Chipotle To Pay Largest-Ever Food Safety Violation Fee, $25 Million
Yes, Chipotle, we know guacamole is extra. Did you know getting hundreds of customers violently ill is extra? This week, Chipotle agreed to settle criminal charges with a $25 million fine, which the Justice Department says is the largest ever in a food safety case. By settling, the company tacitly agrees that it served tainted food from multiple U.S. locations from 2015 to 2018, sickening 1,100 people. Yikes.
The company was accused of "adulterating food while held for sale after shipment in interstate commerce," violating the Federal Food, Drug and Cosmetic Act on two counts. What actually happened is sort of unclear. By settling the case, the company admitted its connection to at least five food-borne illnesses between 2015 and 2018. Restaurants in or around Virginia, Ohio, Boston, and Los Angeles made customers sick as the result of neglecting food safety protocols. One of them, per the Times, was a norovirus outbreak in Boston in late 2015—probably spread by an employee who'd been instructed to stay at work, even though they'd vomited at the restaurant.
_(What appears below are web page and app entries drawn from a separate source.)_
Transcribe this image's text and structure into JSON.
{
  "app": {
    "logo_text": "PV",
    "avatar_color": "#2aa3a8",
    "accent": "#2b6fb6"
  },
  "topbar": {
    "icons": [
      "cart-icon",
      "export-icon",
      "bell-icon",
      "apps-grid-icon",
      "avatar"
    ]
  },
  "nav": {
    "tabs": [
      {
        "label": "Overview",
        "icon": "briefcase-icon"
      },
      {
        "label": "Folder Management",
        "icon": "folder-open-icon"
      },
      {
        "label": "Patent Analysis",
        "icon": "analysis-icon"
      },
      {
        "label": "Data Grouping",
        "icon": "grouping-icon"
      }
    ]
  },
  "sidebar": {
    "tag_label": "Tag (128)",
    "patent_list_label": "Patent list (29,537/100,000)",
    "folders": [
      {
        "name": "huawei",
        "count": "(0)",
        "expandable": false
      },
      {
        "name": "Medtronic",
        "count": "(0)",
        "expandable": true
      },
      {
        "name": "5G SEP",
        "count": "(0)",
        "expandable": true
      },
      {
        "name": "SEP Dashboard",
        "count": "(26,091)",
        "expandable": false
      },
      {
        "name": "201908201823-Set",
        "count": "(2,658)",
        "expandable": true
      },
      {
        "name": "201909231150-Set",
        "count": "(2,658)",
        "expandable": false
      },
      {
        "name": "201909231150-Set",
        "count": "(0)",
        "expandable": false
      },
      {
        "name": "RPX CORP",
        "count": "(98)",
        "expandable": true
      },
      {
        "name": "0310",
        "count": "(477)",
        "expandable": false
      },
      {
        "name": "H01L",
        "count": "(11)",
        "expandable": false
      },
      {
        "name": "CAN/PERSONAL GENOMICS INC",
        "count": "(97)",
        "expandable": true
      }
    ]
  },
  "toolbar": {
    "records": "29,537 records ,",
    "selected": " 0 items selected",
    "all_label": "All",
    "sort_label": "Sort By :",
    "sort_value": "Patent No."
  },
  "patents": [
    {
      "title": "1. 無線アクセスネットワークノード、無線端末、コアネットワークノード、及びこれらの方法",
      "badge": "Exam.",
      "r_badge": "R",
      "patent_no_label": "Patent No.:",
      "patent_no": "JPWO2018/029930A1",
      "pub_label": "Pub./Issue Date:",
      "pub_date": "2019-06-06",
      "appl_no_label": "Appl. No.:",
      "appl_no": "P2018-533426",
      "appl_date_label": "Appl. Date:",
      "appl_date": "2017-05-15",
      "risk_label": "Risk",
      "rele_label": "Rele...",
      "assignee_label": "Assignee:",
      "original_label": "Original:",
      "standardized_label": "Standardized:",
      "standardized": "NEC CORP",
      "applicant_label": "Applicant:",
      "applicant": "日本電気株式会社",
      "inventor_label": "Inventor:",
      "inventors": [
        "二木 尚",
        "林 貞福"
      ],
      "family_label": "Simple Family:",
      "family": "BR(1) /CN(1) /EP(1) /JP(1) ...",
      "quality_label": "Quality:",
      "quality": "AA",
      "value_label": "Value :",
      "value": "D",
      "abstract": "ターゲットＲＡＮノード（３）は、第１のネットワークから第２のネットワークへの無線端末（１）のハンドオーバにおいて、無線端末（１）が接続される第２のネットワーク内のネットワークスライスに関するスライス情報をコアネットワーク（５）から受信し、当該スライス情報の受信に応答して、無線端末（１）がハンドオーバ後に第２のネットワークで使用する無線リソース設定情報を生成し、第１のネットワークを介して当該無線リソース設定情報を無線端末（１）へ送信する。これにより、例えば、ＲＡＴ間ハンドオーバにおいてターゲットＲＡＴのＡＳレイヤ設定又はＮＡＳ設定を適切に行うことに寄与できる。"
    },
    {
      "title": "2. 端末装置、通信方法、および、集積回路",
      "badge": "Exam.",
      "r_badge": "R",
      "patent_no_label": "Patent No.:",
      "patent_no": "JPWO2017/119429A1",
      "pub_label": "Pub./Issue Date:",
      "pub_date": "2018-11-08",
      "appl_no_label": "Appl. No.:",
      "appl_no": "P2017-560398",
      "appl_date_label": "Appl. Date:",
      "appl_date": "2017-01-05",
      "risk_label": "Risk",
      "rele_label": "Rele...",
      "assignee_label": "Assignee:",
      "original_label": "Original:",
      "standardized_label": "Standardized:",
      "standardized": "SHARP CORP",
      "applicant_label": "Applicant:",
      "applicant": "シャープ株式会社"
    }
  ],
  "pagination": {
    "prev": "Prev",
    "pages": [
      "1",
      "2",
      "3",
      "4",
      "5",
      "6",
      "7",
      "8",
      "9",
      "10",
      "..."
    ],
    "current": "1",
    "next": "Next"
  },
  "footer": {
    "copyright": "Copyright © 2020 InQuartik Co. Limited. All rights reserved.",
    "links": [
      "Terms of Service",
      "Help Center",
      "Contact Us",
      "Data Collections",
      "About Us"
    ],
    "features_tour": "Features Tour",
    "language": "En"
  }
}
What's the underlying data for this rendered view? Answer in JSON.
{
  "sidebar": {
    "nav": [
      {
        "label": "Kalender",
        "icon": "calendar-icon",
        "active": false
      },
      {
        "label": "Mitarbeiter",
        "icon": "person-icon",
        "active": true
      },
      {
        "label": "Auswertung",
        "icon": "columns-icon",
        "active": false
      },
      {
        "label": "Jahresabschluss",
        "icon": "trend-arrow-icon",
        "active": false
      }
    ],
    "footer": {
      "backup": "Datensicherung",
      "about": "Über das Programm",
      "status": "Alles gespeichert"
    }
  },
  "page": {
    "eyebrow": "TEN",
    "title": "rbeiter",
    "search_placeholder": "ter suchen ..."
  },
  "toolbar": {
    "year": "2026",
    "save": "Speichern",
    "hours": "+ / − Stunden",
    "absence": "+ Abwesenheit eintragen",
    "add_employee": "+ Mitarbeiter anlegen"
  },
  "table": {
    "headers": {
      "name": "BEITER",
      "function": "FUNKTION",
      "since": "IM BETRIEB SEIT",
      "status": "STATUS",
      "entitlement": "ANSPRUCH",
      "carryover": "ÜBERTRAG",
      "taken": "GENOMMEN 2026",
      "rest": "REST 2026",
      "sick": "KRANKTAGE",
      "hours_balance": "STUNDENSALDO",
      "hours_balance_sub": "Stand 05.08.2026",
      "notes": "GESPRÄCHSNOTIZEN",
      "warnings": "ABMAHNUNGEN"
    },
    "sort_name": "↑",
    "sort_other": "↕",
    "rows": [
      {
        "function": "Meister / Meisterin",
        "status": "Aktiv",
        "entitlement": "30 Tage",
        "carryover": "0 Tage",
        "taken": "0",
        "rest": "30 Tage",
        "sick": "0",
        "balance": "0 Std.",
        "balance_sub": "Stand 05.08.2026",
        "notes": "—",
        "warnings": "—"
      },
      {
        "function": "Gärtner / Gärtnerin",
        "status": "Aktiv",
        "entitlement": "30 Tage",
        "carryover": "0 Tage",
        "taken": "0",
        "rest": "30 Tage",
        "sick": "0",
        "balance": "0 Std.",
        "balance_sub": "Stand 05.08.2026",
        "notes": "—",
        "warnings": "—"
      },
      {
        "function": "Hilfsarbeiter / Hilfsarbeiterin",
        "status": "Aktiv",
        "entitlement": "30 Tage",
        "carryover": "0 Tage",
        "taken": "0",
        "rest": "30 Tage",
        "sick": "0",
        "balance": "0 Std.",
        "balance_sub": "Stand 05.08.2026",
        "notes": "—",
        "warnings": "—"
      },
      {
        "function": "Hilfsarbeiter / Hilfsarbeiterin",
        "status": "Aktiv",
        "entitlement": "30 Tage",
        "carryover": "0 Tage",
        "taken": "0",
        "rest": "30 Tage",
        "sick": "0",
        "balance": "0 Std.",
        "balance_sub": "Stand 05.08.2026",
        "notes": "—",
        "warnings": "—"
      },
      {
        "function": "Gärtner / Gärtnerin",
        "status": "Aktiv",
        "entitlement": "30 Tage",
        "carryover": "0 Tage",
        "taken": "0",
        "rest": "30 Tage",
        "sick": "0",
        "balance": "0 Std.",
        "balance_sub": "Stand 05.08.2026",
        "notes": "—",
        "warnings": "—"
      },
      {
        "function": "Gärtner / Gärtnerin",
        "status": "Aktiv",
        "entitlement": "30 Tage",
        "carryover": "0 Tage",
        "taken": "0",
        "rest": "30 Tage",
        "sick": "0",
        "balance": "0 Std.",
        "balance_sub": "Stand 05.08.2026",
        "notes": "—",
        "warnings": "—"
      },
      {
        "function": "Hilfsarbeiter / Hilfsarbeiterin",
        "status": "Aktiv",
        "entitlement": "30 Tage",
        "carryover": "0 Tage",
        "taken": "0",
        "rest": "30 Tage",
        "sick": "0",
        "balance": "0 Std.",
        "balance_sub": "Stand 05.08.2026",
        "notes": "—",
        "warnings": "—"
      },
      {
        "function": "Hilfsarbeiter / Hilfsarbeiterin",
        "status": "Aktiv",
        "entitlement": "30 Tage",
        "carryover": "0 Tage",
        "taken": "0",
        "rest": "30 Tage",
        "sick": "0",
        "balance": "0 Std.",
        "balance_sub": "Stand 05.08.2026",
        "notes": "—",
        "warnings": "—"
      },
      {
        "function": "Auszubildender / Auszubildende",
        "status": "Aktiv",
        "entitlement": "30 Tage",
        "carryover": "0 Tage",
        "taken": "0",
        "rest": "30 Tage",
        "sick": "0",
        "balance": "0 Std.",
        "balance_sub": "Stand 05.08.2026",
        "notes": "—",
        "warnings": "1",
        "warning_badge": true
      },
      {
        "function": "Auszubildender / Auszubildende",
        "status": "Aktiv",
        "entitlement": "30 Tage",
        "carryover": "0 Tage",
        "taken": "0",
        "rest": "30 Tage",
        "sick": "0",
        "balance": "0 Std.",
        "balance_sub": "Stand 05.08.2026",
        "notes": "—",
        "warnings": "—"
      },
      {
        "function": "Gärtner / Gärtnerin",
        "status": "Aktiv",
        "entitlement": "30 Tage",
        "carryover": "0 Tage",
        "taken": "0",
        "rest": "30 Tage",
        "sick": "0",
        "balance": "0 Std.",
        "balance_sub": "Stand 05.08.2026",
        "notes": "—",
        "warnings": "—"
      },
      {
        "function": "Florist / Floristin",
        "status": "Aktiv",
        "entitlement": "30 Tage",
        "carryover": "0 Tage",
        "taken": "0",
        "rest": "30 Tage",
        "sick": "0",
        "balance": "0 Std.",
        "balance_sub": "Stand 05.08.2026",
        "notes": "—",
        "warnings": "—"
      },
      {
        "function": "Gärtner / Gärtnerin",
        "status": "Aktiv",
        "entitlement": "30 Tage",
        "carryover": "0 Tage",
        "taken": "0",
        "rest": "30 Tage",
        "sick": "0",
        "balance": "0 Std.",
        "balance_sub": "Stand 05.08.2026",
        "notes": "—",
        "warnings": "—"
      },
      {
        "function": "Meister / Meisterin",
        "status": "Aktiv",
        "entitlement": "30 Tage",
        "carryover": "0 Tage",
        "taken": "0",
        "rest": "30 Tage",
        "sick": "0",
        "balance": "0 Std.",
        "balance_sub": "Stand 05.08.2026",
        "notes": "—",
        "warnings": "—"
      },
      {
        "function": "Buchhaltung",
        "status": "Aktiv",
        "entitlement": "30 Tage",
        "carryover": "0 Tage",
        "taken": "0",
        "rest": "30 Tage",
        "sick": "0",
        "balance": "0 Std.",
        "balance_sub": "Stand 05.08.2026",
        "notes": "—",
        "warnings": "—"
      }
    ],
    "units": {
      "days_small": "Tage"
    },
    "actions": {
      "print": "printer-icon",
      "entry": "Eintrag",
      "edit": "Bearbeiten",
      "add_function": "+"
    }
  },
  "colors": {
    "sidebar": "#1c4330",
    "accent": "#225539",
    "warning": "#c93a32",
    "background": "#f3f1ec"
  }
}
This isn't the first time Chipotle's been in hot water for getting customers sick. Remember in 2015, when hundreds of Chipotle fueled outbreaks of norovirus, salmonella, and E. coli nationwide? How we all vowed to stop eating there after all that bad press? Well, in the wake of that, Chipotle hired a new food safety officer named James Marsden—Father! Of! The! Actor!—and insisted that it's since installed new food safety protocols. Marsden retired last year, and people still got sick under his tenure. You know, not to give Chipotle too much slack here, but I'm going to go ahead and assume that any ubiquitous fast food chain that serves fresh lettuce is going to get diners sick every so often.